I think seeking people out in situations like that is very practical and reasonable. And it’s not as awkward as it can sometimes be to seek out a general mentor—you’re approaching a person with a specific skill set and a specific goal in mind. It’s good for both people in the potential mentorship to understand what you’re looking for, or what the skill set is you’re trying to gain, or what the area is you need help with, and to start off with a narrow focus rather than a broad one. It’s easier for you to ask for that, and it’s easier for the other person to say yes when there are well understood limits to the relationship.

Getting to know each other is part of the process, too, whether the mentorship evolves naturally or is asked for specifically. It can be a little clunky, getting to know your mentee and vice versa. It is usually a little bit social, not all professional, and involves figuring out what makes people tick.

MS: Once you’ve found a mentor, how can you make sure you are getting the most out of the mentoring relationship?
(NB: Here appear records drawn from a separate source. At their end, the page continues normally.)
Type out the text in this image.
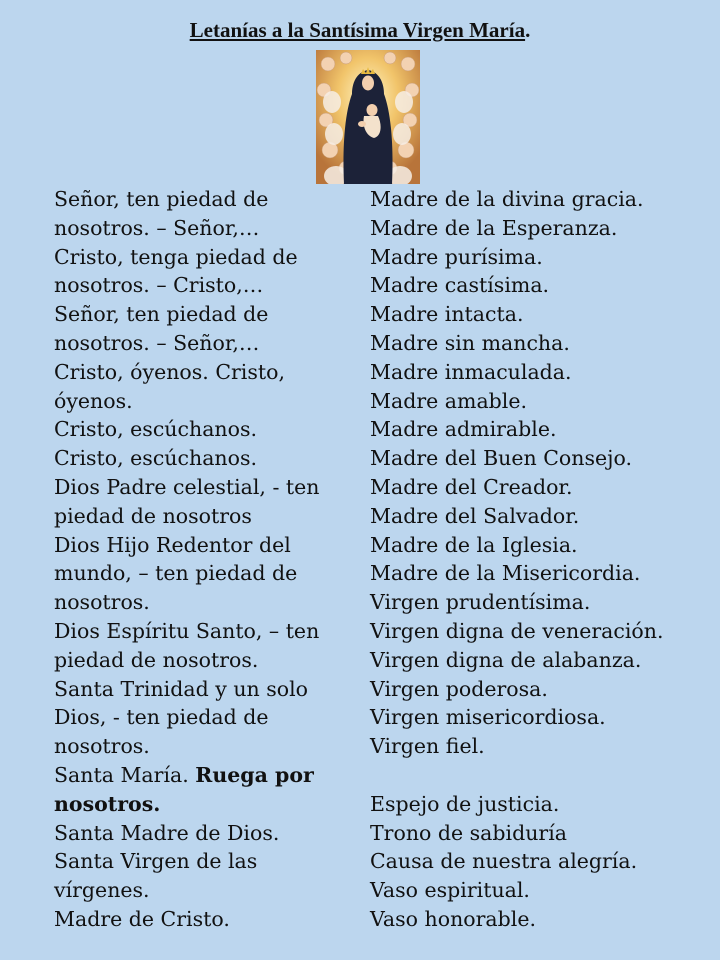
Letanías a la Santísima Virgen María.
Señor, ten piedad de
nosotros. – Señor,…
Cristo, tenga piedad de
nosotros. – Cristo,…
Señor, ten piedad de
nosotros. – Señor,…
Cristo, óyenos. Cristo,
óyenos.
Cristo, escúchanos.
Cristo, escúchanos.
Dios Padre celestial, - ten
piedad de nosotros
Dios Hijo Redentor del
mundo, – ten piedad de
nosotros.
Dios Espíritu Santo, – ten
piedad de nosotros.
Santa Trinidad y un solo
Dios, - ten piedad de
nosotros.
Santa María. Ruega por
nosotros.
Santa Madre de Dios.
Santa Virgen de las
vírgenes.
Madre de Cristo.
Madre de la divina gracia.
Madre de la Esperanza.
Madre purísima.
Madre castísima.
Madre intacta.
Madre sin mancha.
Madre inmaculada.
Madre amable.
Madre admirable.
Madre del Buen Consejo.
Madre del Creador.
Madre del Salvador.
Madre de la Iglesia.
Madre de la Misericordia.
Virgen prudentísima.
Virgen digna de veneración.
Virgen digna de alabanza.
Virgen poderosa.
Virgen misericordiosa.
Virgen fiel.
Espejo de justicia.
Trono de sabiduría
Causa de nuestra alegría.
Vaso espiritual.
Vaso honorable.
JH: Good mentees ask the right questions. One of the things I often see as a problem for mentees is they ask “yes or no” questions, when what they really want is someone to think through an issue with them, and talk through the pros and cons. You don’t want a one-word answer or guidance, because you, as the mentee, may decide differently, which could put you at odds with your mentor. Ask questions that are more open-ended or opinion-based and thought provoking. Not, “Should I write this paper?” Rather, “What would be the benefit to my career if I write this paper?”

Good mentees don’t wait until it is too late for meaningful assistance—they reach out early and they don’t wait until decisions are made and paths are created, when things are harder to turn around. They ask early and touch base and connect while they’re going through things.

Good mentees don’t demand too much. There is a fine line between touching base frequently and bothering your mentor. And I think good mentees follow through and take advantage of opportunities that their mentors create for them. I’ve encountered people for whom you’d find an opportunity, and in response they’d tell me they were too busy. That’s not a good answer. I am “too busy,” too, most of the time but if I find time to present a career enhancing opportunity for a junior faculty member, let us say, the least that person can do is express some interest and enthusiasm even if that person does not feel that way.

MS: How does mentoring benefit pathology and laboratory medicine overall?

JH: If you’re talking about clinical mentoring, we transfer a lot of our knowledge and experience to others through mentoring relationships. We share cases—pathologists are never shy about sharing cases with each other, ever, and I don’t know a lot of surgeons who call each other into the operating room to ask a colleague for help. They tend to be more independent. But in pathology, we share cases; it’s part of the culture. And that’s mentoring. You share a case, you hear people’s opinions, you gather from them, and it’s in many ways mentoring, even though it’s also education.

And it never stops. I still show cases to people. Sharing is part of the process of working through it intellectually—we’re in an extremely collaborative profession. And it also makes for really excellent patient care that way, because we know we have many people to tap into for the best diagnosis.

 

-Ms. Strzelecki is Senior Editor of Critical Values.